The challenges associated with divorce often do not end when you sign the final documents. Particularly if you have children, it is highly likely that you will end up in a co-parenting situation with your ex-spouse and will need to make arrangements to support this.
Co-parenting has documented benefits for children, but it can be a difficult logistical arrangement. Some families have turned to nesting as an alternative co-parenting situation to help ease the stress involved with parents living in separate homes. According to Psychology Today, nesting refers to an arrangement where the kids stay in one household and the parents move in and out.

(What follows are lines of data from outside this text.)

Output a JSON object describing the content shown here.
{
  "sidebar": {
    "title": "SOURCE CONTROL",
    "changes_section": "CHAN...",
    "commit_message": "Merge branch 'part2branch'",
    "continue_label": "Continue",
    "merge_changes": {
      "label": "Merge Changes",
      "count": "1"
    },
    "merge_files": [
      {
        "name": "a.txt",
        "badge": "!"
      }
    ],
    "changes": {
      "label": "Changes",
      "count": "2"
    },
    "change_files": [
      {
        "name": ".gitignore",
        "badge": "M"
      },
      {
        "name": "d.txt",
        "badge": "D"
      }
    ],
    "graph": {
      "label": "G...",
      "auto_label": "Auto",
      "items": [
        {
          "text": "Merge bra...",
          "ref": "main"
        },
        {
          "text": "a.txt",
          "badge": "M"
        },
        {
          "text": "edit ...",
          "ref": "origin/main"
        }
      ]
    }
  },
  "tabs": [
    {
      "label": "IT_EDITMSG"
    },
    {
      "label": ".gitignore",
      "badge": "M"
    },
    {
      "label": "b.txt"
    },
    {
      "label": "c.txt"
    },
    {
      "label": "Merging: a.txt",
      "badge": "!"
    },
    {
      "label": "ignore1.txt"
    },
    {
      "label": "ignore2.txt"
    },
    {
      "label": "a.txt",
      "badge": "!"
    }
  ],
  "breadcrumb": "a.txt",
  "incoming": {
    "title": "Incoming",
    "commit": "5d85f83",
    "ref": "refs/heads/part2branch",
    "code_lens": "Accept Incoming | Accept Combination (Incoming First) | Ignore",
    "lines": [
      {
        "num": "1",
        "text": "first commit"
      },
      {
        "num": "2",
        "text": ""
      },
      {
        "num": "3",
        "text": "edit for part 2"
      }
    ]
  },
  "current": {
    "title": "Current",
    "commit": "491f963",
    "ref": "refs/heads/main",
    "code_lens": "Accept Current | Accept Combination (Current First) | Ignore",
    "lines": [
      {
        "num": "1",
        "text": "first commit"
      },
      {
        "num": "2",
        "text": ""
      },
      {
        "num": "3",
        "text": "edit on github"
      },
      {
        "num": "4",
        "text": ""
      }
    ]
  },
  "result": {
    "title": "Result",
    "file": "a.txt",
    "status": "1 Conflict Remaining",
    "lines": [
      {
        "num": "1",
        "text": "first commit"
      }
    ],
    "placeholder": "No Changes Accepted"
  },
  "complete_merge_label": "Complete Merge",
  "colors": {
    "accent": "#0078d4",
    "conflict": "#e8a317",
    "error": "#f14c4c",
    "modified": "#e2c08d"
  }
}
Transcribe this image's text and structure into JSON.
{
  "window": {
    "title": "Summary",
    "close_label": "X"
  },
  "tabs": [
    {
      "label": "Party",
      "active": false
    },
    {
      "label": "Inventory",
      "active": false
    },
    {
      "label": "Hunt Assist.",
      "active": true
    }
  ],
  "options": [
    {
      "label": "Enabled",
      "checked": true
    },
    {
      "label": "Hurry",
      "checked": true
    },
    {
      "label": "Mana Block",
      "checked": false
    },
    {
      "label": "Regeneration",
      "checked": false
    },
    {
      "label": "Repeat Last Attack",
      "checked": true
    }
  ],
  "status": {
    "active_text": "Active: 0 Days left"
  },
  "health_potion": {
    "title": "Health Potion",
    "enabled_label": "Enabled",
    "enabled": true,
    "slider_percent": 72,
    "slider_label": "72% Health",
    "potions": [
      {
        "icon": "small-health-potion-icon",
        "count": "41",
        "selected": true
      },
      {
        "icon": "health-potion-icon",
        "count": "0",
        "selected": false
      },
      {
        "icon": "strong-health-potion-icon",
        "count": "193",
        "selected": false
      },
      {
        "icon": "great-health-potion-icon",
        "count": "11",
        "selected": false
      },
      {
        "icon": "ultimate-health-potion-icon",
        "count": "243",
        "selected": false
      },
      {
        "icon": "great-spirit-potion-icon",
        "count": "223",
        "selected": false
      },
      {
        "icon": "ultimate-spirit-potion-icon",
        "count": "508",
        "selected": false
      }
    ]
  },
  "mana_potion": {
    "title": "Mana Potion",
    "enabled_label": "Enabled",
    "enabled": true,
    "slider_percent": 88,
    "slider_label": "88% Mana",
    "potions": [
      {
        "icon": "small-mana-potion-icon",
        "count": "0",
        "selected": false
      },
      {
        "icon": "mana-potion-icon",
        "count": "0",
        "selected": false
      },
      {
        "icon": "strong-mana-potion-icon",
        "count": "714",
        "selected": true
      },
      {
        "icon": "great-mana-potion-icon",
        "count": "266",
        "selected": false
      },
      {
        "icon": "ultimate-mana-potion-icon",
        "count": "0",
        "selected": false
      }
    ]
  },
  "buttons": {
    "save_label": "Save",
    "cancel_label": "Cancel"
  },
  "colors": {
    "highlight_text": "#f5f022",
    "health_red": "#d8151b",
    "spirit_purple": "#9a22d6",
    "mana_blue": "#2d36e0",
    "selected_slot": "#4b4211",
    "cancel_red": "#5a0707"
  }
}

How can nesting help our family?
Nesting is particularly popular at the beginning of a divorce when the parents need space from each other but they do not have solid post-divorce living situations figured out yet. Nesting allows the parents to have the space they need while also not unduly interrupting their children’s lives.
Nesting can also be helpful in a more permanent sense if your family lives in an expensive area. If your neighborhood is high-cost, it may not be possible for you or your ex-spouse to maintain residences in that neighborhood as single entities. A nesting situation will allow you to maintain the family home.
What are the difficulties?
Nesting requires a very high level of good communication with your ex-spouse, often even more than a “regular” co-parenting custody situation. You will need to be able to divide bills and essentially run the family unit together, even though you and your ex-spouse are no longer married. For some ex-couples this is not possible.